Ivory Coast (Côte d'Ivoire)

Corporate - Income determination

Last reviewed - 13 February 2020

Inventory valuation

Inventory is generally stated at the lower of cost or market value. Last in first out (LIFO) and first in first out (FIFO) methods are permitted. Book and tax conformity is required.

Capital gains

Capital gains are normally taxed at full corporate rates.
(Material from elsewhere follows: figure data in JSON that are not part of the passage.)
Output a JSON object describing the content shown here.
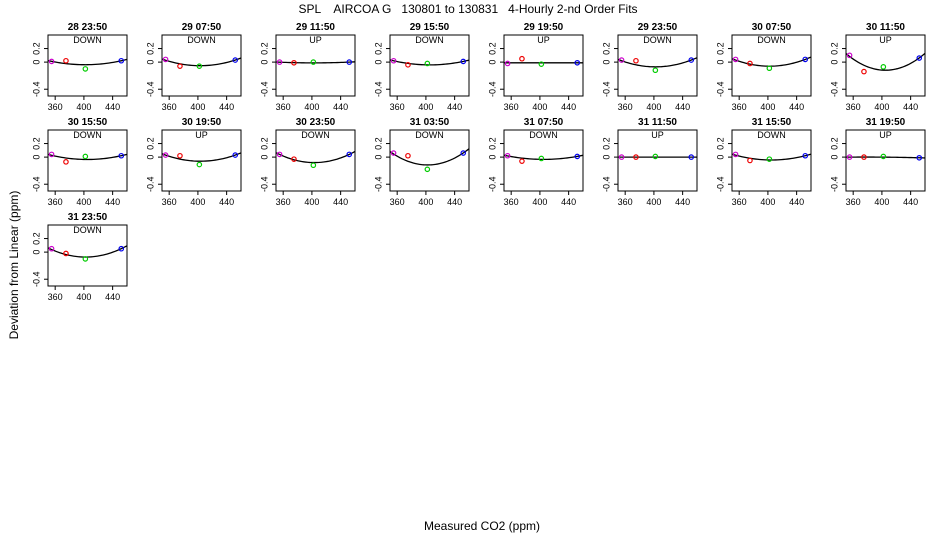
{
  "figure": {
    "title": "SPL    AIRCOA G   130801 to 130831   4-Hourly 2-nd Order Fits",
    "xlabel": "Measured CO2 (ppm)",
    "ylabel": "Deviation from Linear (ppm)"
  },
  "colors": {
    "curve": "#000000",
    "point_1": "#cc00cc",
    "point_2": "#ee0000",
    "point_3": "#00cc00",
    "point_4": "#0000ee"
  },
  "chart_data": {
    "type": "scatter",
    "xlim": [
      350,
      460
    ],
    "ylim": [
      -0.5,
      0.4
    ],
    "xticks": [
      360,
      400,
      440
    ],
    "yticks": [
      -0.4,
      0,
      0.2
    ],
    "ytick_labels": [
      "-0.4",
      "0",
      "0.2"
    ],
    "x_standards": [
      355,
      375,
      402,
      452
    ],
    "panels": [
      {
        "time": "28 23:50",
        "dir": "DOWN",
        "y": [
          0.01,
          0.02,
          -0.1,
          0.02
        ],
        "fit": [
          0.01,
          -0.02,
          -0.04,
          0.02
        ]
      },
      {
        "time": "29 07:50",
        "dir": "DOWN",
        "y": [
          0.04,
          -0.06,
          -0.06,
          0.03
        ],
        "fit": [
          0.03,
          -0.03,
          -0.05,
          0.03
        ]
      },
      {
        "time": "29 11:50",
        "dir": "UP",
        "y": [
          0.0,
          -0.01,
          0.0,
          0.0
        ],
        "fit": [
          0.0,
          -0.01,
          -0.01,
          0.0
        ]
      },
      {
        "time": "29 15:50",
        "dir": "DOWN",
        "y": [
          0.02,
          -0.04,
          -0.02,
          0.01
        ],
        "fit": [
          0.02,
          -0.02,
          -0.04,
          0.01
        ]
      },
      {
        "time": "29 19:50",
        "dir": "UP",
        "y": [
          -0.02,
          0.05,
          -0.03,
          -0.01
        ],
        "fit": [
          -0.01,
          -0.01,
          -0.01,
          -0.01
        ]
      },
      {
        "time": "29 23:50",
        "dir": "DOWN",
        "y": [
          0.03,
          0.02,
          -0.12,
          0.03
        ],
        "fit": [
          0.02,
          -0.04,
          -0.07,
          0.03
        ]
      },
      {
        "time": "30 07:50",
        "dir": "DOWN",
        "y": [
          0.04,
          -0.02,
          -0.09,
          0.04
        ],
        "fit": [
          0.03,
          -0.03,
          -0.06,
          0.04
        ]
      },
      {
        "time": "30 11:50",
        "dir": "UP",
        "y": [
          0.1,
          -0.14,
          -0.07,
          0.06
        ],
        "fit": [
          0.09,
          -0.06,
          -0.11,
          0.06
        ]
      },
      {
        "time": "30 15:50",
        "dir": "DOWN",
        "y": [
          0.04,
          -0.07,
          0.01,
          0.02
        ],
        "fit": [
          0.03,
          -0.02,
          -0.03,
          0.02
        ]
      },
      {
        "time": "30 19:50",
        "dir": "UP",
        "y": [
          0.03,
          0.02,
          -0.11,
          0.03
        ],
        "fit": [
          0.03,
          -0.03,
          -0.06,
          0.03
        ]
      },
      {
        "time": "30 23:50",
        "dir": "DOWN",
        "y": [
          0.04,
          -0.03,
          -0.12,
          0.04
        ],
        "fit": [
          0.04,
          -0.04,
          -0.08,
          0.04
        ]
      },
      {
        "time": "31 03:50",
        "dir": "DOWN",
        "y": [
          0.06,
          0.02,
          -0.18,
          0.06
        ],
        "fit": [
          0.05,
          -0.07,
          -0.11,
          0.06
        ]
      },
      {
        "time": "31 07:50",
        "dir": "DOWN",
        "y": [
          0.02,
          -0.06,
          -0.02,
          0.01
        ],
        "fit": [
          0.02,
          -0.02,
          -0.03,
          0.01
        ]
      },
      {
        "time": "31 11:50",
        "dir": "UP",
        "y": [
          0.0,
          0.0,
          0.01,
          0.0
        ],
        "fit": [
          0.0,
          0.0,
          0.0,
          0.0
        ]
      },
      {
        "time": "31 15:50",
        "dir": "DOWN",
        "y": [
          0.04,
          -0.05,
          -0.03,
          0.02
        ],
        "fit": [
          0.03,
          -0.02,
          -0.04,
          0.02
        ]
      },
      {
        "time": "31 19:50",
        "dir": "UP",
        "y": [
          0.0,
          0.0,
          0.01,
          -0.01
        ],
        "fit": [
          0.0,
          0.0,
          0.0,
          -0.01
        ]
      },
      {
        "time": "31 23:50",
        "dir": "DOWN",
        "y": [
          0.05,
          -0.02,
          -0.1,
          0.05
        ],
        "fit": [
          0.04,
          -0.04,
          -0.07,
          0.05
        ]
      }
    ]
  }
}
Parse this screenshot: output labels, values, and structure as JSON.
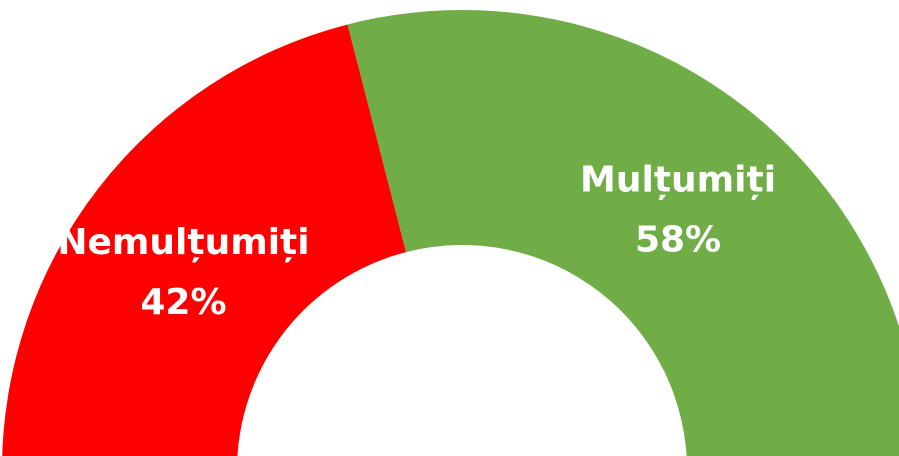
{
  "chart_data": {
    "type": "donut",
    "categories": [
      "Nemulțumiți",
      "Mulțumiți"
    ],
    "values": [
      42,
      58
    ],
    "value_labels": [
      "42%",
      "58%"
    ],
    "colors": [
      "#ff0000",
      "#70ad47"
    ]
  }
}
However, the tax on capital gains, exclusive of recaptured depreciation, can be deferred if the gain is reinvested within three years.

Dividend income

Dividends are brought into taxable income at 50% of the net amount earned by the company (after 15% WHT).

The exemption is increased to 95% for dividends received from a subsidiary if a parent company domiciled in Côte d’Ivoire owns 10% of the subsidiary.

Stock dividends

Stock dividends are unusual, but in the event they are declared, they are not taxable to the recipient.

Interest income

Interest from loans is brought into taxable income at 50% of the net amount earned by the company (after 18% WHT).

Royalty income

Royalty income received by a local taxpayer is included in its annual revenue and subject to corporate income tax (CIT).

Royalty income paid by a local taxpayer to a non-resident is subject to a 20% WHT, subject to the existence of a DTT between Côte d’Ivoire and the country of the effective recipient of the royalties.

Most DTTs will provide a reduced rate of 10% or 5% for WHT on royalties.

Royalties are defined by tax treaties.

In the absence of a DTT, the 20% WHT applies to all services payments to non-residents, including royalties.

Foreign income

Resident corporations are taxed on their worldwide income, except for profits derived from business conducted through a PE outside Côte d’Ivoire. Since income derived from business conducted outside Côte d’Ivoire is not taxable, no tax credit is allowed.

Interest and dividends from foreign sources are entitled to certain deductions to alleviate instances of double taxation. Subject to provisions of tax treaties, no deductions or tax credits are allowed for revenue from royalties and services.